Saturday, March 25, 2023

Don’t read too much into Mugabe or Khama’s elevation into SADC hierarchy

Too much has been made of President Robert Mugabe’s recent elevation as Chairman of SADEC. In Botswana our state owned media, gleefully assisted by sections of the gullible private media has also been singing lyrical about the fact that President Ian Khama is now SADC Deputy Chair. The unstated but underlying assumption being bandied about is that both Mugabe and Khama will somehow use their new positions to steer SADC into better territories. Our view is that such optimism is highly misplaced. First because it fails to take into consideration the fact that SADC Chairmanship and with it its Deputy are highly ceremonial positions that are held on rotational basis. Every country that is a member will as it has always happened have a turn to hold the ceremonial baton.

It really does not count for much beyond receiving regular calls from the Executive secretary.

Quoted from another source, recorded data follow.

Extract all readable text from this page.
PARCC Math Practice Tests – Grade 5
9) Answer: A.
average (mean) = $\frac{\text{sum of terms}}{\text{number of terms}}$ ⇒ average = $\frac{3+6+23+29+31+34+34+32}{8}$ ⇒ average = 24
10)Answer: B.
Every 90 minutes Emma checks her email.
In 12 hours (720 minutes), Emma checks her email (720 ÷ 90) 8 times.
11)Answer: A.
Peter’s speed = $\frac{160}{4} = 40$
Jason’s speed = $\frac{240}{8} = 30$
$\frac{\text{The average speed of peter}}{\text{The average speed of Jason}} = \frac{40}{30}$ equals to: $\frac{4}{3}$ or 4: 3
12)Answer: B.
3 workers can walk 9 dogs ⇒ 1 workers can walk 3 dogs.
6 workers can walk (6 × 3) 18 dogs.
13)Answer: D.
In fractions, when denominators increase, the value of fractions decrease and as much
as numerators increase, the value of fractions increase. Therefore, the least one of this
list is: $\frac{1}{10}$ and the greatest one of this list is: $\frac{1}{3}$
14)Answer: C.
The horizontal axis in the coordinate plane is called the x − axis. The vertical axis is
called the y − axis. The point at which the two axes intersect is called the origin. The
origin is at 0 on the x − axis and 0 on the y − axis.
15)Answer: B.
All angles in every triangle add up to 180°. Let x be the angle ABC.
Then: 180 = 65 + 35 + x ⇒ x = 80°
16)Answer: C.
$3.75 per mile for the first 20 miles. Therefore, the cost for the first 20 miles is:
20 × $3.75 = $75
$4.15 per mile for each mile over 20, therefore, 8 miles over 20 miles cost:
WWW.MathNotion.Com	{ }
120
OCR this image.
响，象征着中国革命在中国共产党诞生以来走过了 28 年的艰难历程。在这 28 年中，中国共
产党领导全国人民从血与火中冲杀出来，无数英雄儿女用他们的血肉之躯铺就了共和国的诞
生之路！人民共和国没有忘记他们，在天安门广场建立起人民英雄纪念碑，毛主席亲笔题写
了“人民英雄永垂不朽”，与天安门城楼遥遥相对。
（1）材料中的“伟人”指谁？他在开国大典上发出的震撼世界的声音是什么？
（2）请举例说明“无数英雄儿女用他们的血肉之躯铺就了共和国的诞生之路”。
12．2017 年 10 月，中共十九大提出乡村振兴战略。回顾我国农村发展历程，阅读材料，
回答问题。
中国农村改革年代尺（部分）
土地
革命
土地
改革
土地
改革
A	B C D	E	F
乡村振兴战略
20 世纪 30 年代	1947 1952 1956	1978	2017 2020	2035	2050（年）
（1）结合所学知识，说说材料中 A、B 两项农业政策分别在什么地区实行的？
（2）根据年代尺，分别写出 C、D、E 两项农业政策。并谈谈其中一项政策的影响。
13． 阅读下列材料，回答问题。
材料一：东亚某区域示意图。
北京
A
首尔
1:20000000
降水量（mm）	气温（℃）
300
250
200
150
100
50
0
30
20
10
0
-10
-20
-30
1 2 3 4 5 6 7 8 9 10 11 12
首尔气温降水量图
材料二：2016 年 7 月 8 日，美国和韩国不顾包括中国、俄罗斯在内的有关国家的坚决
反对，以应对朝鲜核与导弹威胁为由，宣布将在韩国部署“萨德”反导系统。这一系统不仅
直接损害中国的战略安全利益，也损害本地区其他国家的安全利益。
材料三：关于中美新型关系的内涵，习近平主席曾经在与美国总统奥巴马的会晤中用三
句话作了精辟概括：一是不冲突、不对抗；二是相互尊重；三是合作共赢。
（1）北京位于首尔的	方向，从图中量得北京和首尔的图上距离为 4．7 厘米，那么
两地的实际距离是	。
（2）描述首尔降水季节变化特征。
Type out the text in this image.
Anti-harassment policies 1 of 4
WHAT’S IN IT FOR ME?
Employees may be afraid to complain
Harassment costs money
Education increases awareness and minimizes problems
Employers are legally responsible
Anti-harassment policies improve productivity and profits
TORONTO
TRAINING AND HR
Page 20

The second and perhaps more important is that such optimism decimally discounts SADC’s 35 year old history of failure, inertia and dysfunctionality. The Chairman of SADC does not have any power over anything. The power is retained by individual states and it is often proportional to the country’s economic standing inside the block but also within the region and indeed the world. In short South Africa’s president would always retain the final say on how SADC is run because of that country’s economic superiority. If there is to be any committee inside SADC that wields real power of significance then it has to be that of politics and Security which incidentally is currently chaired by South African President, Jacob Zuma. This then seals the question, if ever there was any, of just where real power resides inside SADC. In all intents and purposes, SADC is a failed organization.

None of its leaders can face his or her people and tell them just what the organisation has done for the. Integration – both economic and political remains as far away as it was when the organization was first conceived in another incarnation in April 1980. And there is a reason for it. Take Botswana for example with it’s over reliance on customs duties. How can Botswana fully support economic integration and the removal of tariffs when doping so would usher the country’s economic death? That is even truer for Lesotho, Swaziland and Namibia. And to a lesser extent South Africa.

Politically, how can it make sense to integrate a country that is as stable as South Africa with say the Democratic Republic of the Congo where there still remains some parts of the country that are a no go zone for the Head of State who in some worse periods behaves more like a Mayor for Kingshasa where he is forever confined, afraid to venture out of the capital for fear of his security and safety? And that is not all. How for example can it be practical to treat all these economically disparate entities as one when among them there are portions that could easily be mistaken for Europe while others are some of the poorest parts of the world? And this is before we even talk of the many challenges poses by a high number of languages that make up the sub-continent, made worse by events of history but also the ever sprawling bouts of xenophobia that flare up from time to time; tragically but not surprisingly enjoying the blessing of some of our political leaders. A lofty if defective attempt at integration, SADC has been a creation of men and women (more men) with grandiose but unrealistic ambitions.

If there are any people who have benefited from SADC it has to be the bureaucrats at the secretariat in Gaborone who are visibly among the most paid of all the diplomatic circles around. Fifteen years ago SADC Secretariat expended enormous resources and even set a deadline on integration, which the then Executive Secretary gleefully and vaguely called the linchpin of the organization.

As we speak all the dreams at integration together with multi-dollar research reports that spawned it are gathering dust somewhere inside the SADC multi storey office in Gaborone’s up market CBD. In a year’s time, Mugabe will step down as Khama becomes the immediate successor. It would count for nothing. The only thing that Botswana would point for it would be the expenditure bill of hosting the fifteen Heads of States for the latest round of the annual talkshow that would happen around that time.